I am writing a Naive Bayes classifier to perform indoor localization from a Wi-Fi signal strength. So far, this works well, but I have some questions about the missing features. This happens often because I use Wi-Fi signals, and WiFi access points are simply not available everywhere.
Question 1 . Suppose I have two classes: Apple and Banana, and I want to classify a test instance of T1, as shown below.

I fully understand how the Naive Bayes classifier works.
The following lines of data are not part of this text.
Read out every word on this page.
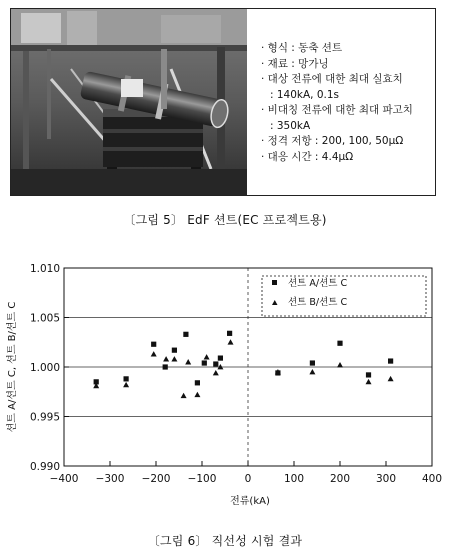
· 형식 : 동축 션트
· 재료 : 망가닝
· 대상 전류에 대한 최대 실효치
: 140kA, 0.1s
· 비대칭 전류에 대한 최대 파고치
: 350kA
· 정격 저항 : 200, 100, 50μΩ
· 대응 시간 : 4.4μΩ
〔그림 5〕 EdF 션트(EC 프로젝트용)
0.990
0.995
1.000
1.005
1.010
−400 −300 −200 −100	0	100 200 300 400
션트 A/션트 C
션트 B/션트 C
전류(kA)
션트 A/션트 C, 션트 B/션트 C
〔그림 6〕 직선성 시험 결과
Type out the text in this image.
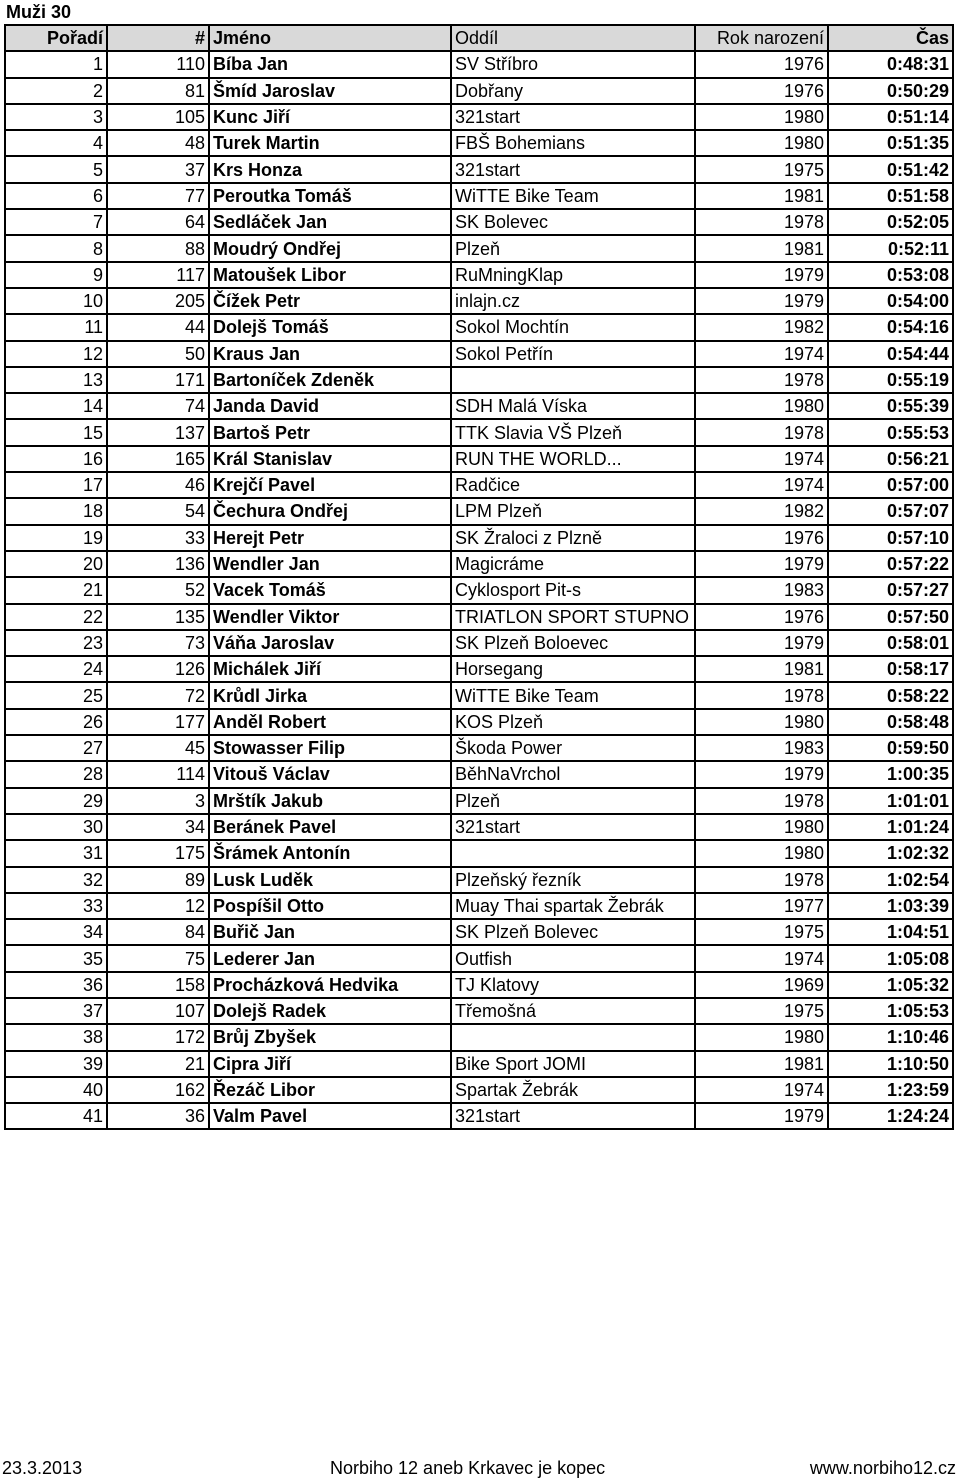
Muži 30
Pořadí	#	Jméno	Oddíl	Rok narození	Čas
1	110	Bíba Jan	SV Stříbro	1976	0:48:31
2	81	Šmíd Jaroslav	Dobřany	1976	0:50:29
3	105	Kunc Jiří	321start	1980	0:51:14
4	48	Turek Martin	FBŠ Bohemians	1980	0:51:35
5	37	Krs Honza	321start	1975	0:51:42
6	77	Peroutka Tomáš	WiTTE Bike Team	1981	0:51:58
7	64	Sedláček Jan	SK Bolevec	1978	0:52:05
8	88	Moudrý Ondřej	Plzeň	1981	0:52:11
9	117	Matoušek Libor	RuMningKlap	1979	0:53:08
10	205	Čížek Petr	inlajn.cz	1979	0:54:00
11	44	Dolejš Tomáš	Sokol Mochtín	1982	0:54:16
12	50	Kraus Jan	Sokol Petřín	1974	0:54:44
13	171	Bartoníček Zdeněk		1978	0:55:19
14	74	Janda David	SDH Malá Víska	1980	0:55:39
15	137	Bartoš Petr	TTK Slavia VŠ Plzeň	1978	0:55:53
16	165	Král Stanislav	RUN THE WORLD...	1974	0:56:21
17	46	Krejčí Pavel	Radčice	1974	0:57:00
18	54	Čechura Ondřej	LPM Plzeň	1982	0:57:07
19	33	Herejt Petr	SK Žraloci z Plzně	1976	0:57:10
20	136	Wendler Jan	Magicráme	1979	0:57:22
21	52	Vacek Tomáš	Cyklosport Pit-s	1983	0:57:27
22	135	Wendler Viktor	TRIATLON SPORT STUPNO	1976	0:57:50
23	73	Váňa Jaroslav	SK Plzeň Boloevec	1979	0:58:01
24	126	Michálek Jiří	Horsegang	1981	0:58:17
25	72	Krůdl Jirka	WiTTE Bike Team	1978	0:58:22
26	177	Anděl Robert	KOS Plzeň	1980	0:58:48
27	45	Stowasser Filip	Škoda Power	1983	0:59:50
28	114	Vitouš Václav	BěhNaVrchol	1979	1:00:35
29	3	Mrštík Jakub	Plzeň	1978	1:01:01
30	34	Beránek Pavel	321start	1980	1:01:24
31	175	Šrámek Antonín		1980	1:02:32
32	89	Lusk Luděk	Plzeňský řezník	1978	1:02:54
33	12	Pospíšil Otto	Muay Thai spartak Žebrák	1977	1:03:39
34	84	Buřič Jan	SK Plzeň Bolevec	1975	1:04:51
35	75	Lederer Jan	Outfish	1974	1:05:08
36	158	Procházková Hedvika	TJ Klatovy	1969	1:05:32
37	107	Dolejš Radek	Třemošná	1975	1:05:53
38	172	Brůj Zbyšek		1980	1:10:46
39	21	Cipra Jiří	Bike Sport JOMI	1981	1:10:50
40	162	Řezáč Libor	Spartak Žebrák	1974	1:23:59
41	36	Valm Pavel	321start	1979	1:24:24
23.3.2013	Norbiho 12 aneb Krkavec je kopec	www.norbiho12.cz
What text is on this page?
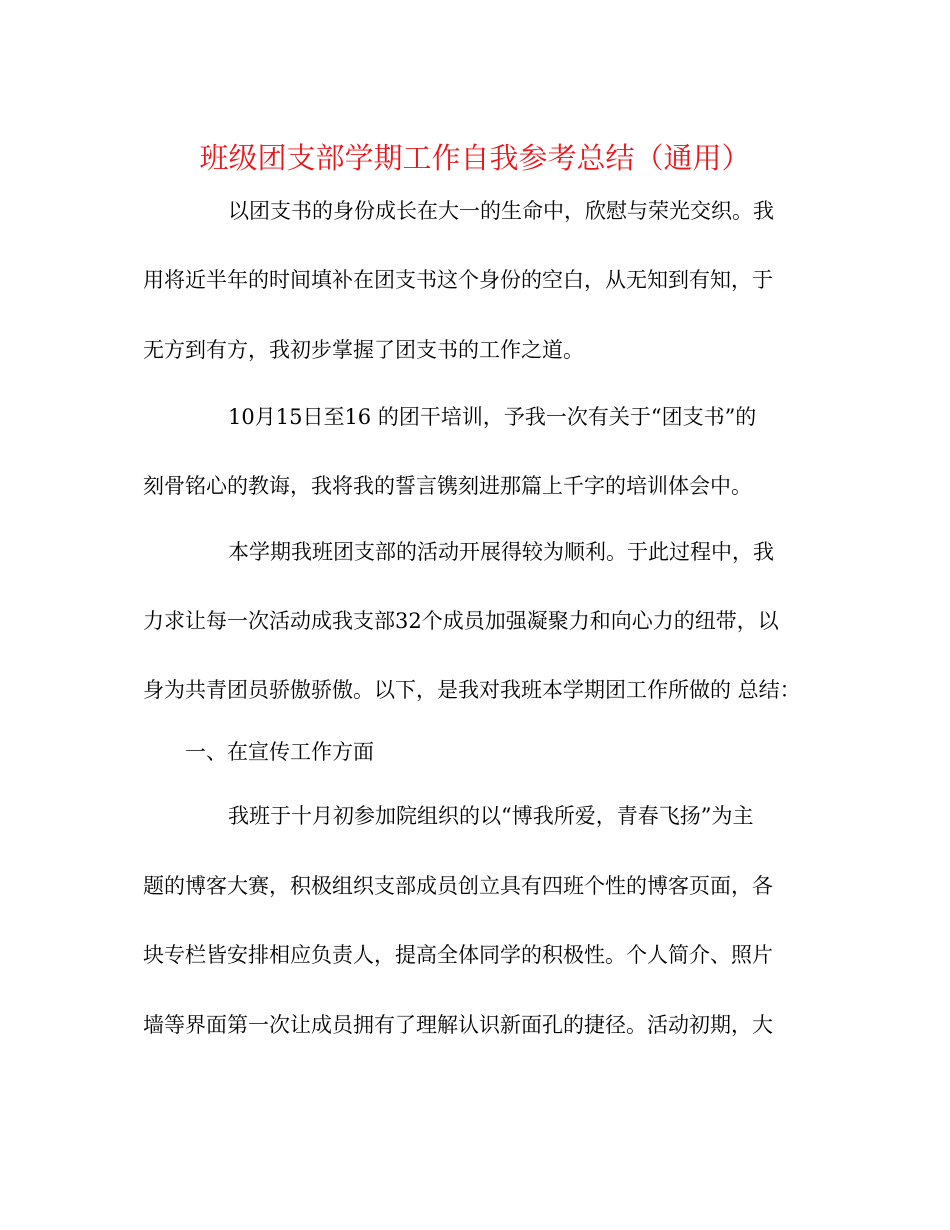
班级团支部学期工作自我参考总结（通用）
以团支书的身份成长在大一的生命中，欣慰与荣光交织。我
用将近半年的时间填补在团支书这个身份的空白，从无知到有知，于
无方到有方，我初步掌握了团支书的工作之道。
10月15日至16 的团干培训，予我一次有关于“团支书”的
刻骨铭心的教诲，我将我的誓言镌刻进那篇上千字的培训体会中。
本学期我班团支部的活动开展得较为顺利。于此过程中，我
力求让每一次活动成我支部32个成员加强凝聚力和向心力的纽带，以
身为共青团员骄傲骄傲。以下，是我对我班本学期团工作所做的 总结：
一、在宣传工作方面
我班于十月初参加院组织的以“博我所爱，青春飞扬”为主
题的博客大赛，积极组织支部成员创立具有四班个性的博客页面，各
块专栏皆安排相应负责人，提高全体同学的积极性。个人简介、照片
墙等界面第一次让成员拥有了理解认识新面孔的捷径。活动初期，大
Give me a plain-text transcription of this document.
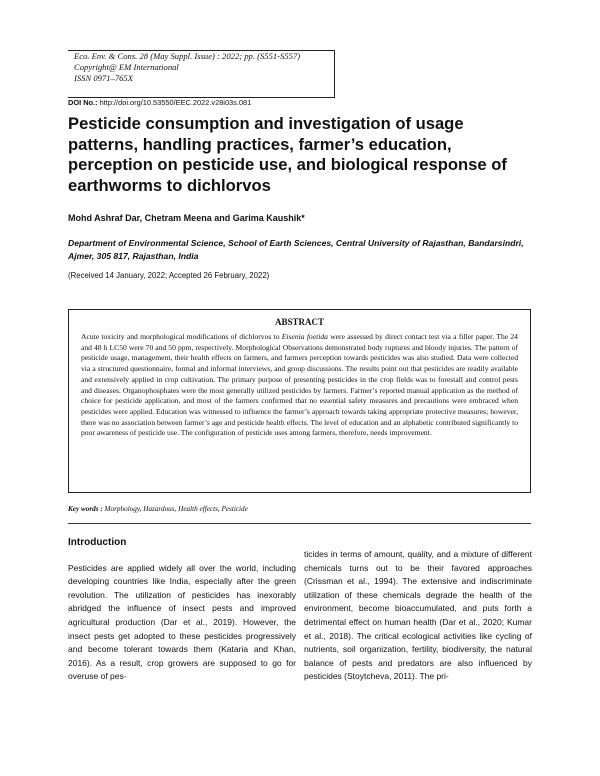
Eco. Env. & Cons. 28 (May Suppl. Issue) : 2022; pp. (S551-S557)
Copyright@ EM International
ISSN 0971–765X
DOI No.: http://doi.org/10.53550/EEC.2022.v28i03s.081
Pesticide consumption and investigation of usage patterns, handling practices, farmer’s education, perception on pesticide use, and biological response of earthworms to dichlorvos
Mohd Ashraf Dar, Chetram Meena and Garima Kaushik*
Department of Environmental Science, School of Earth Sciences, Central University of Rajasthan, Bandarsindri, Ajmer, 305 817, Rajasthan, India
(Received 14 January, 2022; Accepted 26 February, 2022)
ABSTRACT

Acute toxicity and morphological modifications of dichlorvos to Eisenia foetida were assessed by direct contact test via a filler paper. The 24 and 48 h LC50 were 70 and 50 ppm, respectively. Morphological Observations demonstrated body ruptures and bloody injuries. The pattern of pesticide usage, management, their health effects on farmers, and farmers perception towards pesticides was also studied. Data were collected via a structured questionnaire, formal and informal interviews, and group discussions. The results point out that pesticides are readily available and extensively applied in crop cultivation. The primary purpose of presenting pesticides in the crop fields was to forestall and control pests and diseases. Organophosphates were the most generally utilized pesticides by farmers. Farmer’s reported manual application as the method of choice for pesticide application, and most of the farmers confirmed that no essential safety measures and precautions were embraced when pesticides were applied. Education was witnessed to influence the farmer’s approach towards taking appropriate protective measures; however, there was no association between farmer’s age and pesticide health effects. The level of education and an alphabetic contributed significantly to poor awareness of pesticide use. The configuration of pesticide uses among farmers, therefore, needs improvement.

Key words : Morphology, Hazardous, Health effects, Pesticide
Introduction

Pesticides are applied widely all over the world, including developing countries like India, especially after the green revolution. The utilization of pesticides has inexorably abridged the influence of insect pests and improved agricultural production (Dar et al., 2019). However, the insect pests get adopted to these pesticides progressively and become tolerant towards them (Kataria and Khan, 2016). As a result, crop growers are supposed to go for overuse of pes-

ticides in terms of amount, quality, and a mixture of different chemicals turns out to be their favored approaches (Crissman et al., 1994). The extensive and indiscriminate utilization of these chemicals degrade the health of the environment, become bioaccumulated, and puts forth a detrimental effect on human health (Dar et al., 2020; Kumar et al., 2018). The critical ecological activities like cycling of nutrients, soil organization, fertility, biodiversity, the natural balance of pests and predators are also influenced by pesticides (Stoytcheva, 2011). The pri-
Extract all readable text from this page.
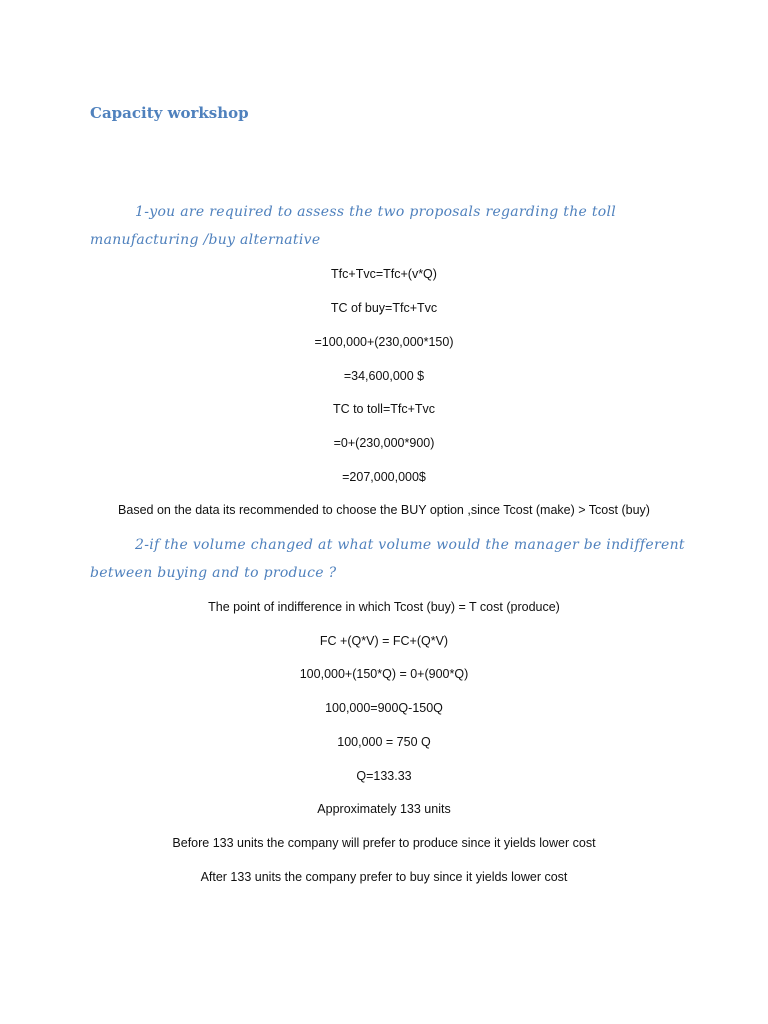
Capacity workshop
1-you are required to assess the two proposals regarding the toll manufacturing /buy alternative
Tfc+Tvc=Tfc+(v*Q)
TC of buy=Tfc+Tvc
=100,000+(230,000*150)
=34,600,000 $
TC to toll=Tfc+Tvc
=0+(230,000*900)
=207,000,000$
Based on the data its recommended to choose the BUY option ,since Tcost (make) > Tcost (buy)
2-if the volume changed at what volume would the manager be indifferent between buying and to produce ?
The point of indifference in which Tcost (buy) = T cost (produce)
FC +(Q*V) = FC+(Q*V)
100,000+(150*Q) = 0+(900*Q)
100,000=900Q-150Q
100,000 = 750 Q
Q=133.33
Approximately 133 units
Before 133 units the company will prefer to produce since it yields lower cost
After 133 units the company prefer to buy since it yields lower cost
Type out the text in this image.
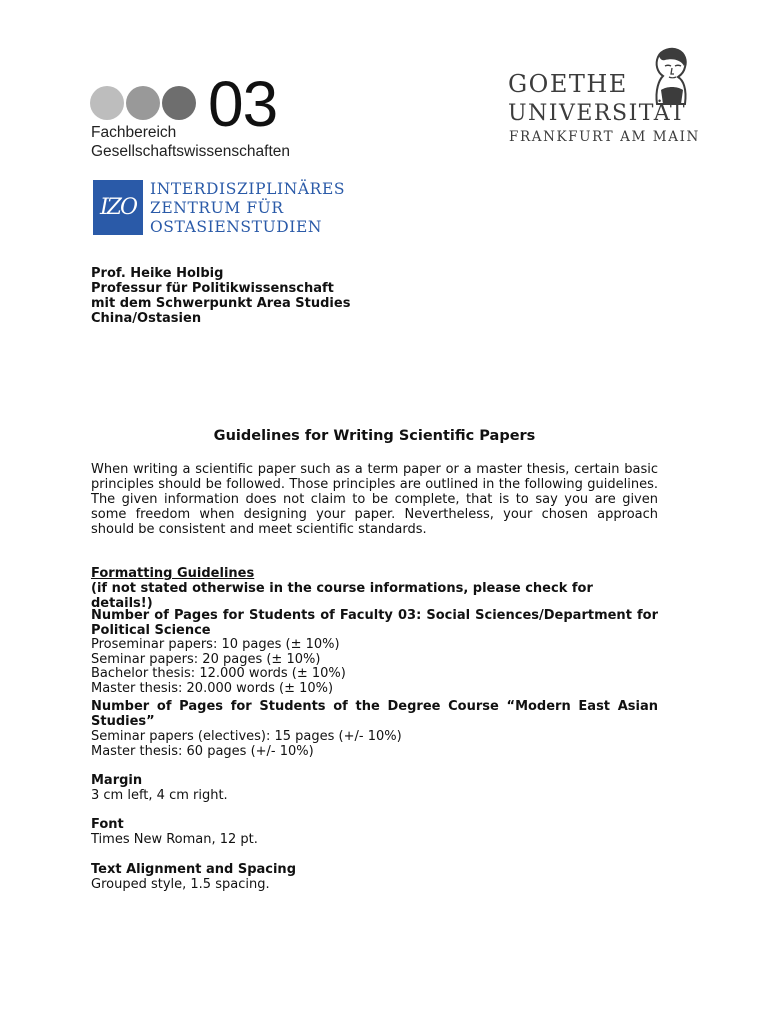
03
Fachbereich
Gesellschaftswissenschaften
GOETHE
UNIVERSITÄT
FRANKFURT AM MAIN
IZO
INTERDISZIPLINÄRES
ZENTRUM FÜR
OSTASIENSTUDIEN
Prof. Heike Holbig
Professur für Politikwissenschaft
mit dem Schwerpunkt Area Studies
China/Ostasien
Guidelines for Writing Scientific Papers
When writing a scientific paper such as a term paper or a master thesis, certain basic principles should be followed. Those principles are outlined in the following guidelines. The given information does not claim to be complete, that is to say you are given some freedom when designing your paper. Nevertheless, your chosen approach should be consistent and meet scientific standards.
Formatting Guidelines
(if not stated otherwise in the course informations, please check for details!)
Number of Pages for Students of Faculty 03: Social Sciences/Department for Political Science
Proseminar papers: 10 pages (± 10%)
Seminar papers: 20 pages (± 10%)
Bachelor thesis: 12.000 words (± 10%)
Master thesis: 20.000 words (± 10%)
Number of Pages for Students of the Degree Course “Modern East Asian Studies”
Seminar papers (electives): 15 pages (+/- 10%)
Master thesis: 60 pages (+/- 10%)
Margin
3 cm left, 4 cm right.
Font
Times New Roman, 12 pt.
Text Alignment and Spacing
Grouped style, 1.5 spacing.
Below is the formula that I use from the Wikipedia article in the classifier. I use the unified previous probabilities P (C = c), so I omit it in my implementation.

Now, when I calculate the right side of the equation and sort through all the probabilities of the class probabilities, what set of functions do I use? The test instance of T1 uses functions 1, 3, and 4, but the two classes do not have all of these functions. Therefore, when I run my cycle to calculate the product of probability, I see several options for me to loop:
- Let's move on to combining all the functions from training, namely to functions 1, 2, 3, 4. Since the test instance of T1 does not have function 2, use an artificial tiny probability.
- Sort only those test instances, namely 1, 3, and 4.
- Scroll to the features available for each class. To calculate the conditional probability for Apple, I would use functions 1, 2, and 3, and for Banana, I would use 2, 3, and 4.
Which of the above should I use?
Question 2 . Let's say I want to classify a test instance of T2, where T2 has a function not found in any of the classes. I use logarithmic probabilities to help eliminate the underflow, but I'm not sure about the details of the loop. I am doing something like this (in pseudocode similar to Java):
Double bestLogProbability = -100000; ClassLabel bestClassLabel = null; for (ClassLabel classLabel : allClassLabels) { Double logProbabilitySum = 0.0; for (Feature feature : allFeatures) { Double logProbability = getLogProbability(classLabel, feature); if (logProbability != null) { logProbabilitySum += logProbability; } } if (bestLogProbability < logProbability) { bestLogProbability = logProbabilitySum; bestClassLabel = classLabel; } }
The problem is that if none of the classes has test instance functions (function 5 in the example), then logProbabilitySum will remain 0.0, which will lead to a better logarithmic probability of 0.0 or linear probability of 1.0, which is clearly incorrect. What is the best way to handle this?